Laik kesimin ve ehli dünya, seküler diye tabir ettiğimiz kesimin böyle bir dertleri yok. Zaten bu onların bir yaşam tarzı haline gelmiş.
Olan benim dindar anneme, babama; muhafazakâr Anadolu insanına; alnını secdeden kaldırmamış, seccadesini her daim hazır tutmuş, tesbihini elinden düşürmemiş, “Allah” lafzını dilinden eksik etmemiş Müslüman din kardeşime oluyor…
İşin en kötü tarafı da gerek devlet olarak gerekse de toplum olarak tehlikenin henüz farkında değiliz.
Deizme karşı başlatılmış ciddi bir mücadele yok maalesef. Kişisel çaba ve gayretler var tabii ki ama kaç kişiye ulaşabiliyorlar.
Kazandığımızdan daha fazlasını kaybediyoruz.
Eğer bir an önce Devlet destekli, Diyanet destekli, sivil toplum kuruluşları destekli bir topyekûn mücadele başlatılmazsa korkarım çok geç kalınmış olunacak.

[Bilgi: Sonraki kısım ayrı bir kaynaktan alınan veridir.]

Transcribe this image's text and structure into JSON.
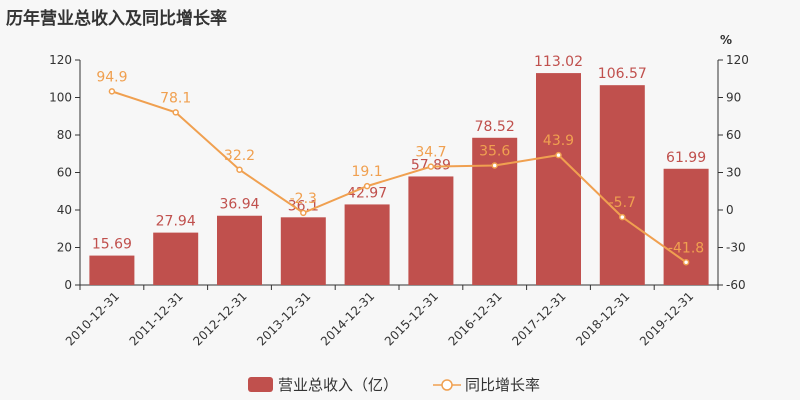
{
  "chart_data": {
    "type": "bar",
    "title": "历年营业总收入及同比增长率",
    "categories": [
      "2010-12-31",
      "2011-12-31",
      "2012-12-31",
      "2013-12-31",
      "2014-12-31",
      "2015-12-31",
      "2016-12-31",
      "2017-12-31",
      "2018-12-31",
      "2019-12-31"
    ],
    "series": [
      {
        "name": "营业总收入（亿）",
        "type": "bar",
        "axis": "left",
        "color": "#c0504d",
        "values": [
          15.69,
          27.94,
          36.94,
          36.1,
          42.97,
          57.89,
          78.52,
          113.02,
          106.57,
          61.99
        ]
      },
      {
        "name": "同比增长率",
        "type": "line",
        "axis": "right",
        "color": "#f0a050",
        "values": [
          94.9,
          78.1,
          32.2,
          -2.3,
          19.1,
          34.7,
          35.6,
          43.9,
          -5.7,
          -41.8
        ]
      }
    ],
    "y_left": {
      "ylim": [
        0,
        120
      ],
      "ticks": [
        0,
        20,
        40,
        60,
        80,
        100,
        120
      ]
    },
    "y_right": {
      "ylim": [
        -60,
        120
      ],
      "ticks": [
        -60,
        -30,
        0,
        30,
        60,
        90,
        120
      ],
      "unit": "%"
    },
    "legend": "bottom-center",
    "grid": false
  }
}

Birçok defa İlahiyatçı hocalarımızın “Deizm meselesi abartılıyor, böyle bir şey yok paniklemeyin” dediğini biliyorum.
Bu durumdan hareketle galiba öncelikle hocalarımıza yönelik bu meselenin ehemmiyeti niteliğinde seminerler verilmeli.
Diyanet İşleri Başkanlığı sadece gençlik merkezlerine yönelik çalışmalar ile iktifa etmemeli ve bütün İmamlara, Vaiz-Vaizelere, Kurs öğreticilerine yönelik seminerler vermeli. Bilinçlendirme noktasında teyakkuz halinde olunmalı.
Yaşamış olduğum ilçede ki İmam Hatip Okullarında birebir muhatap olduğum ve bildiğim (özellikle kız öğrenciler) bu durumun hapsinde yaşayan bir sürü gencimiz var!
ÖNDER İmam Hatipliler Derneği bu meseleye ihtiyatla yaklaşarak organize halde çalışmalar yapmalı.
Aile Bakanımız bu meseleye (aileler dağılıyor, anneler yıkılıyor) özel olarak ihtimam göstermeli değil mi?
Deizm ile verilen savaşta hızla kan kaybediyoruz. Aslında kaybettiğimiz kan değil, gençlik, gençlerimiz, canlarımız, kuzularımız…
Ey Devlet yetkilileri, ey Diyanet, ey Sivil Toplum Kuruluşları, ey Cemaatler, ey Tarikatlar…
Lütfen bir an önce bu konuda bir şeyler yapınız.